Have investors found their next 'big short'?

Rob Stothard | Getty Images

Economists and central bankers have warned about bubbles in several of the world's key property markets, but it appears investors are now expecting just one to burst in the near future.

London has been on the radar for many "short sellers" - traders who bet that a particular security will fall in price - with even the Bank of England Governor Mark Carney talking of stretched valuations in the capital. But, it now appears these hedge funds and asset managers are putting their money where their mouths are.

"U.K. homebuilders have seen their first bear raid in nearly five years as luxury London property prices stall," Simon Colvin, a research analyst at data firm Markit, said in a note on Tuesday.

Filings to the U.K. financial regulator show that it's the London-exposed housebuilder Berkeley that is peaking the most interest. Firms like Anchorage Capital Master Offshore, BlueMountain Capital Management, Gruss Capital Management and Marshall Wace have taken short positions but either declined to comment or were not immediately available for comment when contacted by CNBC.

Spike in interest

Relte Schutte, an analyst at Markit, told CNBC via telephone that there had been spike in interest in Berkeley in the past week. Shares outstanding on loan - a proxy that Markit use for short selling - has risen to 5 percent — the first time a U.K. homebuilder has hit this level since 2010, according to the company.

Others currently seeing a slight increase in short selling include Redrow and Telford with 2 percent and 1.6 percent of shares on loan respectively, according to Schutte.

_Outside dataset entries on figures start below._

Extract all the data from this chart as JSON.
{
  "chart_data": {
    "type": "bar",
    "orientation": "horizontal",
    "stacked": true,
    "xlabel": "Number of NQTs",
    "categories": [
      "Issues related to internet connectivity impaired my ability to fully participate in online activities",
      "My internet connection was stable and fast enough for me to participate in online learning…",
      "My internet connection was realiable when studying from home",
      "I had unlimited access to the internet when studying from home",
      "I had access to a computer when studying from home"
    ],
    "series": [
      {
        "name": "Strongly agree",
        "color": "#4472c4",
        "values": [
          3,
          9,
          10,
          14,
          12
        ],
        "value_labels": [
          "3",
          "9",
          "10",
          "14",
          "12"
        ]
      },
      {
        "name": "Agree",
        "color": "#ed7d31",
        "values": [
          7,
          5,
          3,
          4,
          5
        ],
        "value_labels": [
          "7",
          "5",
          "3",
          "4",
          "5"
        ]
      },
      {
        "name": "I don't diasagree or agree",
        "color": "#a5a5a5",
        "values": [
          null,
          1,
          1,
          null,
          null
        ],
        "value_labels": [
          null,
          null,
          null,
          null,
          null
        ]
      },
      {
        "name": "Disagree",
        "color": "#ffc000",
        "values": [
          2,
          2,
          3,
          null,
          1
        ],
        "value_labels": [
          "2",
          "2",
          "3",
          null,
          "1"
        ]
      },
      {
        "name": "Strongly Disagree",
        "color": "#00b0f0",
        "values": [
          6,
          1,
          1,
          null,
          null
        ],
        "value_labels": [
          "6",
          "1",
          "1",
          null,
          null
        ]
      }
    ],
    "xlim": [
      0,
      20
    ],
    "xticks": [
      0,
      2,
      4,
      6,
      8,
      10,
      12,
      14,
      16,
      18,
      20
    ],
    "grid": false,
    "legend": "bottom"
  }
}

London has long been a global hub for property investment, benefiting both from the city's status as a global financial hub and a perception that its real estate is a "safe haven" investment. However, demand for London properties began weakening last year, due to increases in the taxes levied on buyers of properties worth more than £1.1 million and many have pointed to uncertainty over an upcoming referendum on its membership of the EU.

Indeed, the Royal Institution of Chartered Surveyors said last week that London house prices look set to stabilize after sharp periods of inflation. It also said that price expectations had turned negative in prime central parts of the capital, adding that "zone one" properties in the heart of the city were showing signs of downturn.

Next 'big short'?

Analyst Charlie Campbell at Liberum Capital believes that "margin pressure" will hit housebuilders in the coming years as house price inflation is suppressed by a more vigilant regulator and build cost inflation returns.

Anthony Codling and Sam Cullen, two analysts at Jefferies, suggest that the new box office movie "The Big Short" might be spurring investors to short Berkeley in what some perceive as an overheated London housing market.

"We would not short Berkeley Group as its investment case is based on strong foundations," the two analysts argue in a note last month.

"Much like in 'The Big Short' those initially wanting to bet against the U.S. housing market did not have a vehicle to go short against, so they had to create one, however we do not believe that Berkeley Group is the appropriate vehicle."

Markit's Relte Schutte too told CNBC that he "wouldn't put his money" on Berkeley seeing a large movement lower.

Shares of the company are down 17 percent so far this year but have seen a near 250 percent rally in the last 10 years. An interim management statement from the group is due out on Friday and Berkeley declined to comment when contacted by CNBC.

—CNBC's Katy Barnato contributed to this article.